Slow arithmetic on views of sparse matrices


#1

I was profiling some code that was surprisingly slow, and it turned out that the source of the issue was a sum over a view into a large sparse matrix. Here is an MWE that recreates it:

d = sprand(Bool,10000,10000, 0.01)
e = view(d, rand(1:10000,5000), rand(1:10000,9000))

using BenchmarkTools
@benchmark sum($d, 1)
BenchmarkTools.Trial:
  memory estimate:  78.20 KiB
  allocs estimate:  2
  --------------
  minimum time:     421.354 μs (0.00% GC)
  median time:      450.828 μs (0.00% GC)
  mean time:        463.575 μs (0.00% GC)
  maximum time:     1.226 ms (0.00% GC)
  --------------
  samples:          10000
  evals/sample:     1


@benchmark sum($e, 1)
BenchmarkTools.Trial:
  memory estimate:  585.06 KiB
  allocs estimate:  51
  --------------
  minimum time:     3.286 s (0.00% GC)
  median time:      3.312 s (0.00% GC)
  mean time:        3.312 s (0.00% GC)
  maximum time:     3.339 s (0.00% GC)
  --------------
  samples:          2
  evals/sample:     1

That’s a slowdown by a factor of 7000.

Is this 1) expected behaviour and I’m best off not using views into sparse matrices?; 2) am I doing something wrong?; or 3) is it a bug?

EDIT: f = view(d, :, :) has the same issue.

Thanks!


#2

I would think this is expected: The sum of a sparse CSC matrix is trivial: just sum the internal vector storing the values of non-zeros.
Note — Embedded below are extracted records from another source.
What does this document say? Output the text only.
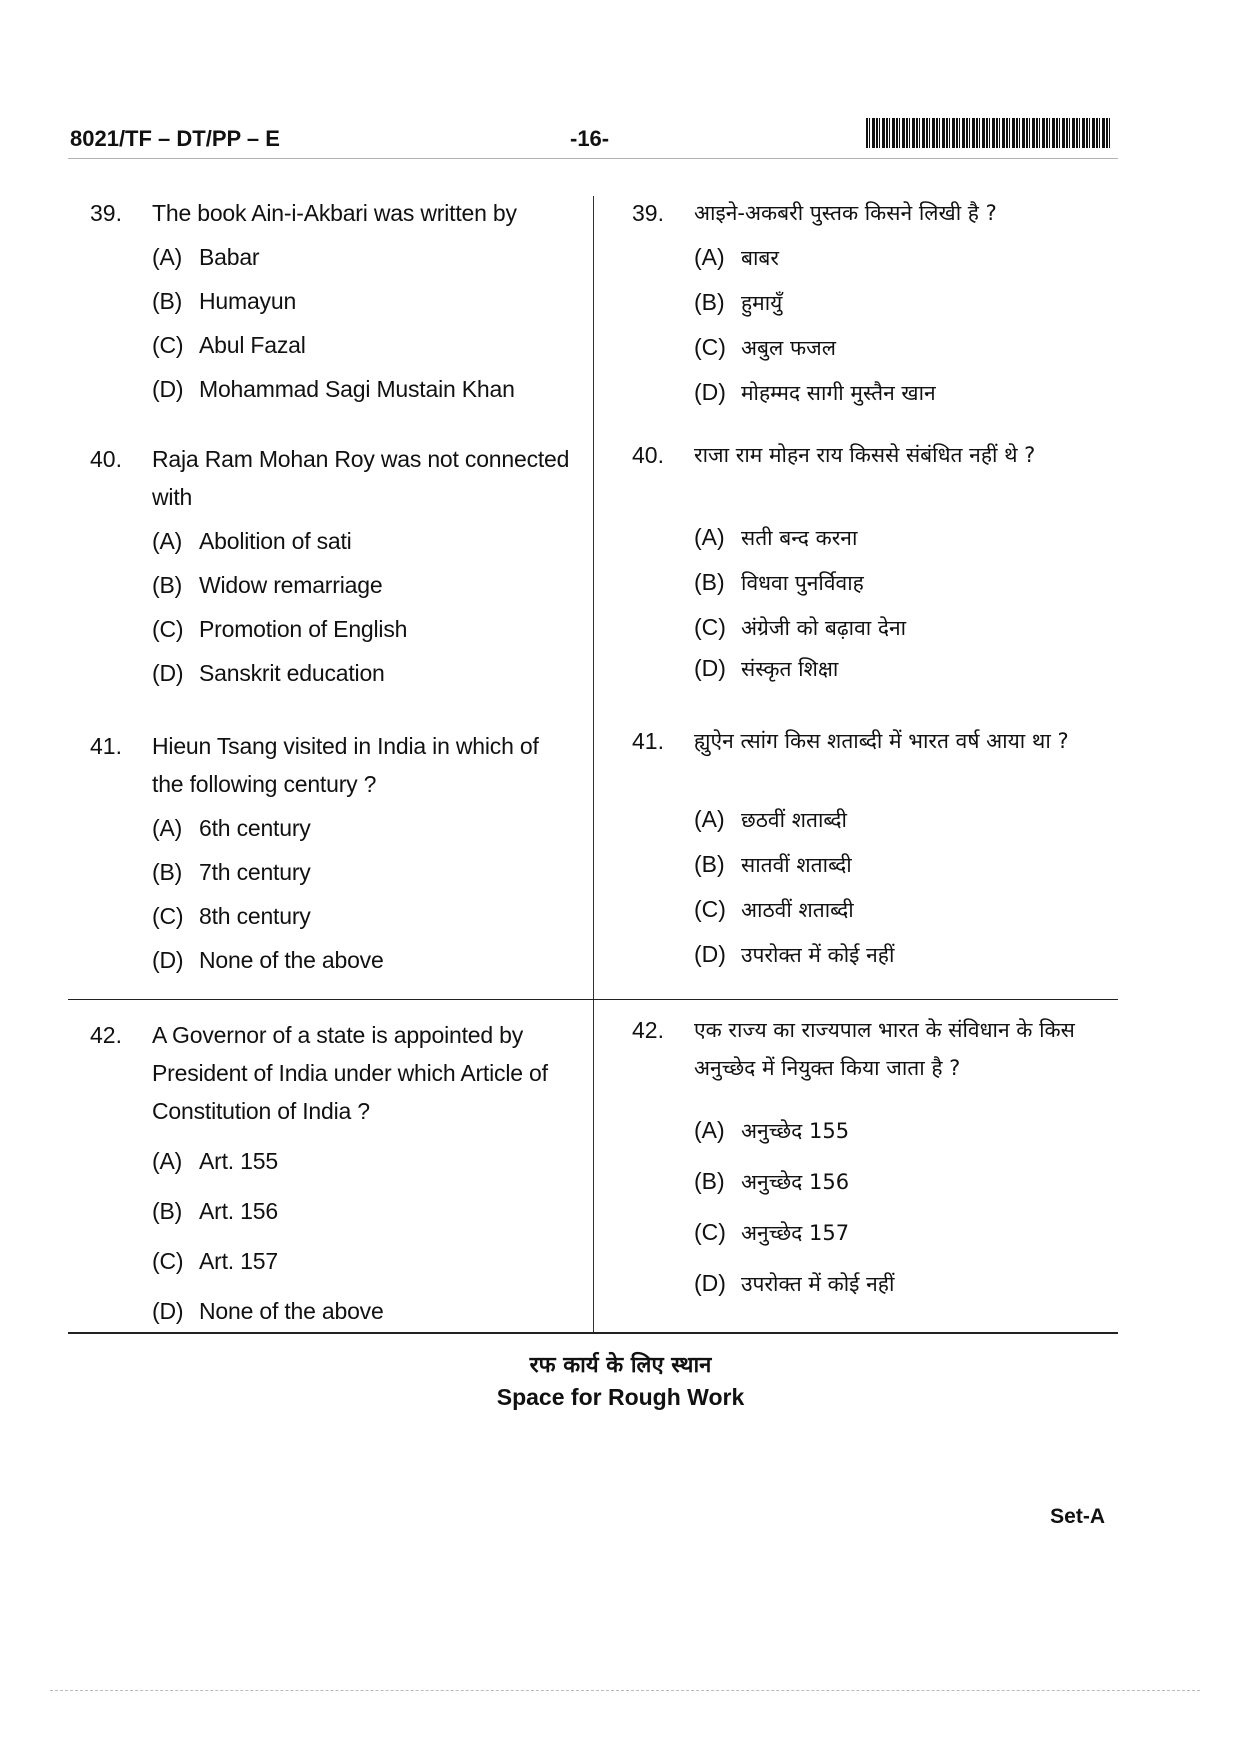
8021/TF – DT/PP – E	-16-
39.	The book Ain-i-Akbari was written by
(A) Babar
(B) Humayun
(C) Abul Fazal
(D) Mohammad Sagi Mustain Khan
40.	Raja Ram Mohan Roy was not connected
with
(A) Abolition of sati
(B) Widow remarriage
(C) Promotion of English
(D) Sanskrit education
41.	Hieun Tsang visited in India in which of
the following century ?
(A) 6th century
(B) 7th century
(C) 8th century
(D) None of the above
42.	A Governor of a state is appointed by
President of India under which Article of
Constitution of India ?
(A) Art. 155
(B) Art. 156
(C) Art. 157
(D) None of the above
39.	आइने-अकबरी पुस्तक किसने लिखी है ?
(A) बाबर
(B) हुमायुँ
(C) अबुल फजल
(D) मोहम्मद सागी मुस्तैन खान
40.	राजा राम मोहन राय किससे संबंधित नहीं थे ?
(A) सती बन्द करना
(B) विधवा पुनर्विवाह
(C) अंग्रेजी को बढ़ावा देना
(D) संस्कृत शिक्षा
41.	ह्युऐन त्सांग किस शताब्दी में भारत वर्ष आया था ?
(A) छठवीं शताब्दी
(B) सातवीं शताब्दी
(C) आठवीं शताब्दी
(D) उपरोक्त में कोई नहीं
42.	एक राज्य का राज्यपाल भारत के संविधान के किस
अनुच्छेद में नियुक्त किया जाता है ?
(A) अनुच्छेद 155
(B) अनुच्छेद 156
(C) अनुच्छेद 157
(D) उपरोक्त में कोई नहीं
रफ कार्य के लिए स्थान
Space for Rough Work
Set-A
Your sum of the view on the other hand, uses the generic sum function: sum(A::AbstractArray, region) at reducedim.jl:320. This will look up each index to sum it, which for a CSC sparse matrix is two pointer indirections, most of which will lead to “zero”. Thus 7000x slowdown seems about right. I suspect to make a specialized sum function specialized to random access sparse matrix will be hard and not much more efficient (although I might be wrong).


#3

Depending on what your real use case is, if you’re trying to sum elements only within some contiguous subrange of rows and columns, it wouldn’t be hard to write a specialized routine for SparseMatrixCSC storage. Views of sparse matrices are not well optimized since they fall back to generic operations which aren’t aware of the sparsity.


#4

So is the recommended approach to dispense with the view and just slice the matrix instead?


#5

Slicing would make a copy, which you don’t necessarily need. Depends how sensitive you are to the performance here vs how much special-purpose code you want to write for a particular operation.


#6

Yes, I realize it’ll make a copy, but in the end I think it’ll be a lot faster. Though, even though they are sparse 1e6 filled elements in the matrix is realistic for my use. I am sensitive to the performance though, the issue is that the elements are never contiguous in my actual use case. I think writing the specialized code is beyond me.


#7

Do any of you know where the specialized sum code for SparseMatrixCSC is located? I can’t seem to find it in Base.


#8

Probably calls into this? https://github.com/JuliaLang/julia/blob/4dbfe4b31deacc7cb586ff0093525724382c42c9/base/sparse/sparsematrix.jl#L1594


#9

@edit sum(sq) to look at the code, but essentially it boils down to sum(s.nzval). Anyway, have a look at the doc of nzrange for an example of an iteration over the non-zeros of a sparse matrix.


#10

If you use a matrix product instead of a view to compute the sum, it’ll be fast.

d = sprand(Bool,10000,10000, 0.01)
i = rand(1:10000,5000)
j = rand(1:10000,9000)
e = view(d, i, j)

s = sum(e,1)
t = (sparse(ones(Int,length(i)), i, ones(Int,length(i)),1,10000)*d)[j]
@assert s[:] == t

#11

That’s plain amazing :slight_smile:


#12

I’ve opened a feature request for the general functionality: https://github.com/JuliaLang/julia/issues/21796


#13

The real problem is one of iteration—you want to visit just the relevant entries in an arbitrary AbstractArray. https://github.com/timholy/ArrayIteration.jl might be a solution some day, but it needs some compiler improvements to be blazingly fast. (See https://github.com/JuliaLang/julia/issues/21796#issuecomment-300789568 for more information.)

It still might be worth playing with—in particular, it might be worth “finishing” (I haven’t had the time lately) and registering as a package, even if it’s not as fast as it could be someday. If anyone wants to join the fun, I’d be happy to help coach folks through anything that’s not clear.